Sur le plateau de TF1, Brigitte Macron a décidé de hausser le ton
Face à cette mécanique infernale, le couple présidentiel a choisi de porter l’affaire devant la justice, y compris aux États-Unis, pour tenter d’enrayer cette spirale. Le dimanche 4 janvier 2026, sur le plateau du journal de 20 heures de TF1, Brigitte Macron s’est exprimée sans détour. “Moi, je me bats, à longueur de temps. Je veux aider les adolescents à se battre contre le harcèlement. Mais si je ne (…) montre pas l’exemple, ça va être difficile”, a-t-elle expliqué.
Pour l’épouse d’Emmanuel Macron, il ne s’agit pas seulement de se défendre, mais aussi d’assumer un rôle de modèle dans un combat qui touche de nombreux jeunes. “On ne touchera pas à ma généalogie. On ne joue pas avec ça.” Cette phrase résonne comme un mantra, soulignant la ligne rouge qu’elle refuse désormais de voir franchie. Ces attaques ont des conséquences, non seulement sur elle, mais aussi sur ses proches.

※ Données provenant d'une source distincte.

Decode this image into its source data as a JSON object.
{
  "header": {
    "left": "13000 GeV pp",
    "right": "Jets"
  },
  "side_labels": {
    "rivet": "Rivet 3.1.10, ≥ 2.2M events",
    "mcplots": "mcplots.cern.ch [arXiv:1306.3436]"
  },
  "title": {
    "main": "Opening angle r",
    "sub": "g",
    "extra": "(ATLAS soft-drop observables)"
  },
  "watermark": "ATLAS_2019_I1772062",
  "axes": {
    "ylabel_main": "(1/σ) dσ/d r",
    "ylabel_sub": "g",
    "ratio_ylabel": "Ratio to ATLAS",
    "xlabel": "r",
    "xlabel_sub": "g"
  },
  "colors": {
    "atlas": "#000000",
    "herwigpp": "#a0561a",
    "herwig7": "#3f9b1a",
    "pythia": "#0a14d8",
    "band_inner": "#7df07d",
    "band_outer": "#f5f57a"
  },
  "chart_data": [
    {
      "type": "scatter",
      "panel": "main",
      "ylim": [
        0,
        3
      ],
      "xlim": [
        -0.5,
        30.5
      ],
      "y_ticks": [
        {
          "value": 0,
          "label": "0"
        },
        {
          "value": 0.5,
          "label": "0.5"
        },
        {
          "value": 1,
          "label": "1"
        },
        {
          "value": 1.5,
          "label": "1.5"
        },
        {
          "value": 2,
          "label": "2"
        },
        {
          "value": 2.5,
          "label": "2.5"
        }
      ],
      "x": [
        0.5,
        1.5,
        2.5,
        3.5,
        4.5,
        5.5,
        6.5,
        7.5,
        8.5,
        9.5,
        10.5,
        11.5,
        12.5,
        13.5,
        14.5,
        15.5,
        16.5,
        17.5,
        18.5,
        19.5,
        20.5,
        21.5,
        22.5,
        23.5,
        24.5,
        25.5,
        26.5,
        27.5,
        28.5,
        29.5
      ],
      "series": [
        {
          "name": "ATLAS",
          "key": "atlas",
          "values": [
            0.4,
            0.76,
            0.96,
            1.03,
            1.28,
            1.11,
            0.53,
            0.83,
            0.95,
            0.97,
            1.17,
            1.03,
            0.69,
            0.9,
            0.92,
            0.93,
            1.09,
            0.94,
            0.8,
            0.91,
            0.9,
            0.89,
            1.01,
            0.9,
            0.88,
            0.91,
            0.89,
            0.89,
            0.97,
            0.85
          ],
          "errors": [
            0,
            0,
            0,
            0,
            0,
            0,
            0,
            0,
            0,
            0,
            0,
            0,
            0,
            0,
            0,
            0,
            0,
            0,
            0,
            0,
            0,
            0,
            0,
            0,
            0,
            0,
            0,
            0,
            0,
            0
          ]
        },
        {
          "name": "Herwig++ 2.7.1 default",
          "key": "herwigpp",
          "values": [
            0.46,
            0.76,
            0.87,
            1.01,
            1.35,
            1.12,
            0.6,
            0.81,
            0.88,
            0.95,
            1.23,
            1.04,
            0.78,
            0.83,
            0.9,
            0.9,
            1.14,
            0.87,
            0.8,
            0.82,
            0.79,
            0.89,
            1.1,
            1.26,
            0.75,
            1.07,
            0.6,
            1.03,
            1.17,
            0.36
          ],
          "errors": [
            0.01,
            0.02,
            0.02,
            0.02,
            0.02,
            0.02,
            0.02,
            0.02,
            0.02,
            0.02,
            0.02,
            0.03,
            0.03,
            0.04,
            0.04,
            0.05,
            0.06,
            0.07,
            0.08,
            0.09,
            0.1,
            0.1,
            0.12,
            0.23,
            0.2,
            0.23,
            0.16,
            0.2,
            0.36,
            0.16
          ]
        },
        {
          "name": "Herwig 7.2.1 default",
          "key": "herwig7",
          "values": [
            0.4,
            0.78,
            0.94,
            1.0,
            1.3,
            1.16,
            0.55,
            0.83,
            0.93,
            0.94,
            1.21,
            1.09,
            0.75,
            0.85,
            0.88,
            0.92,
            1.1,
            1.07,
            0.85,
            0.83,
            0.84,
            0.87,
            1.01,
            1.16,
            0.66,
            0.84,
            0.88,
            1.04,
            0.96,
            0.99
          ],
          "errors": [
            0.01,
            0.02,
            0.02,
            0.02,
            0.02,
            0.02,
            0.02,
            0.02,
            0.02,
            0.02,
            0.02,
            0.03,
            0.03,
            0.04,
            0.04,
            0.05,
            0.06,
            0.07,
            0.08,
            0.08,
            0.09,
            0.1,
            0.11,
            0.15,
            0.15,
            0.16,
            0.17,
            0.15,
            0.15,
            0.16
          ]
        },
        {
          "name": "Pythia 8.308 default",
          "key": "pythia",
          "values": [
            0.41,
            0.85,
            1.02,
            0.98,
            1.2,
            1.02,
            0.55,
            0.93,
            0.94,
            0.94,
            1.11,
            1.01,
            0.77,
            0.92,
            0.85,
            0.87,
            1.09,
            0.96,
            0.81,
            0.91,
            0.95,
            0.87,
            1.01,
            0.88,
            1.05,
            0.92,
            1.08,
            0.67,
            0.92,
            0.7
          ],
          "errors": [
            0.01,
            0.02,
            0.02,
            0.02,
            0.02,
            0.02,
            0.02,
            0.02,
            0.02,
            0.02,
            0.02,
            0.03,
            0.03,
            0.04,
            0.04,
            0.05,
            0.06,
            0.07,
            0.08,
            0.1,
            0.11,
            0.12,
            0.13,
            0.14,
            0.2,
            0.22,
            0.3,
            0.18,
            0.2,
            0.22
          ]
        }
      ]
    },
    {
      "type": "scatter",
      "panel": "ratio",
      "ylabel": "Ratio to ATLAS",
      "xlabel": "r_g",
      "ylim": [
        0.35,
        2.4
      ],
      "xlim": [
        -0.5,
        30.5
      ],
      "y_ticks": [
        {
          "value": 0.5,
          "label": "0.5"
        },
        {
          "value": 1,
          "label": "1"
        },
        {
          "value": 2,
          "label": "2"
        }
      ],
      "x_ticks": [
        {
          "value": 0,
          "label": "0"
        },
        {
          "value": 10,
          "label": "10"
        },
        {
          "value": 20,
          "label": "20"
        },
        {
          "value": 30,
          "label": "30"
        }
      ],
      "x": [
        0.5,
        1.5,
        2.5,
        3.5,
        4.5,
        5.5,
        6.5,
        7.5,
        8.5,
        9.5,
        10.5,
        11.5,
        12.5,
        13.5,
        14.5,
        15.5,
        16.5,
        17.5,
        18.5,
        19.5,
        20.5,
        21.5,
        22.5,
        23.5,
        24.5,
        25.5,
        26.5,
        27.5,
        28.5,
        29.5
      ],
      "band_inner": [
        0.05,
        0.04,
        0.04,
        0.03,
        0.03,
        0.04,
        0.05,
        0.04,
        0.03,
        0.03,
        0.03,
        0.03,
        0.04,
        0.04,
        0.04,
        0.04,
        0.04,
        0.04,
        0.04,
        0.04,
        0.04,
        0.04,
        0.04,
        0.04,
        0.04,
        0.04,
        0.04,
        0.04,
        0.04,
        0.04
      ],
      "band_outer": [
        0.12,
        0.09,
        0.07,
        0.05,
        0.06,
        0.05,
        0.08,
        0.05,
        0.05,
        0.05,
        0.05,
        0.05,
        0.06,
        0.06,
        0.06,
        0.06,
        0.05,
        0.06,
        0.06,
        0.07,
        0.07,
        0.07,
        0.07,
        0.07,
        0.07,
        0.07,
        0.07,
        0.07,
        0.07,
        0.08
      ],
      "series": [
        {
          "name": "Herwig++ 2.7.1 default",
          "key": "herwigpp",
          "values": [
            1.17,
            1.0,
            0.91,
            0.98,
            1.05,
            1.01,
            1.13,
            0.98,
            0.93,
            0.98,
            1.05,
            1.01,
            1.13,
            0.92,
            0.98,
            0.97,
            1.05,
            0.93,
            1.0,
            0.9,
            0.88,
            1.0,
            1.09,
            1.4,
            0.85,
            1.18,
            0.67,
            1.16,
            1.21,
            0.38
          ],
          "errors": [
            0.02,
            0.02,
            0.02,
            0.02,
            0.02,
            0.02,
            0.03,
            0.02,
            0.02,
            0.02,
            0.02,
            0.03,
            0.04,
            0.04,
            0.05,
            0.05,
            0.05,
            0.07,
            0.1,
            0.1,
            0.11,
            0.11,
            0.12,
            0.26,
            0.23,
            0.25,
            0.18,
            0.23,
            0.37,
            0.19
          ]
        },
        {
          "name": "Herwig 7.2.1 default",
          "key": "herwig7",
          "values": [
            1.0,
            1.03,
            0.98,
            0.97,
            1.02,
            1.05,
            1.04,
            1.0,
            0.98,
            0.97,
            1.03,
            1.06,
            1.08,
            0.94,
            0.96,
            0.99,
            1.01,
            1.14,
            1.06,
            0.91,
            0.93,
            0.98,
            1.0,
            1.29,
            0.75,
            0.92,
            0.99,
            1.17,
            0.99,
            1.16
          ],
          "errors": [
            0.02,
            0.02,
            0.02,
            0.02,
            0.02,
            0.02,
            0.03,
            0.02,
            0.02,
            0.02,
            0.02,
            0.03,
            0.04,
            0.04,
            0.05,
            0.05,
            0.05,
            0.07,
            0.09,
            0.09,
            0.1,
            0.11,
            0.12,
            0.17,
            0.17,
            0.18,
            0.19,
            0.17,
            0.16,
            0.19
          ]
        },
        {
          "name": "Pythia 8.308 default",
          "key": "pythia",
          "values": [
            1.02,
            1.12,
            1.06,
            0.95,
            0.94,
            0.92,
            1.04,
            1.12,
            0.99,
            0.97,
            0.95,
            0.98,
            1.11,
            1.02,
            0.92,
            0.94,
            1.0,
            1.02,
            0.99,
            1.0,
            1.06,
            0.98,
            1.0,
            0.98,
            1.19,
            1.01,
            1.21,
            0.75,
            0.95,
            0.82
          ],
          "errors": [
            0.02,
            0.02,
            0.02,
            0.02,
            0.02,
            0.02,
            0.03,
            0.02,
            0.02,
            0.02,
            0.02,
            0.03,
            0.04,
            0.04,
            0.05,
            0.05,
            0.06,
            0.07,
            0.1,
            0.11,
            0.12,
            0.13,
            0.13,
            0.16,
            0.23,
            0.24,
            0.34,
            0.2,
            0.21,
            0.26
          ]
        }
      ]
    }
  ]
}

Des rumeurs qui impactent la vie personnelle
Lors de sa plainte déposée à l’été 2024, Brigitte Macron avait confié aux enquêteurs que ces rumeurs avaient eu “un très fort retentissement” sur sa vie personnelle. En effet, ses petits-enfants entendaient des propos selon lesquels “leur grand-mère est un homme”, ce qui illustre la portée dévastatrice de ces fausses informations. Le procès très médiatisé s’est tenu fin octobre dernier à Paris.
Les dix prévenus, âgés de 41 à 65 ans, originaires de différentes régions, encourent des peines allant de trois à douze mois de prison avec sursis, assorties d’amendes pouvant atteindre 8 000 euros. Bien qu’elle ait été absente à l’audience, Brigitte Macron a suivi l’affaire de près. À l’approche du délibéré, son message est clair : il ne s’agit plus de tolérer ou d’ignorer ces agissements. En haussant le ton, elle espère non seulement une reconnaissance judiciaire du préjudice subi, mais également envoyer un signal fort sur la nécessité de protéger les individus face à la violence du cyberharcèlement.
Cette situation met en lumière l’importance d’une prise de conscience collective sur le harcèlement en ligne, un fléau qui touche de nombreuses personnes, et démontre que chaque voix, même celle d’une première dame, peut faire la différence dans ce combat.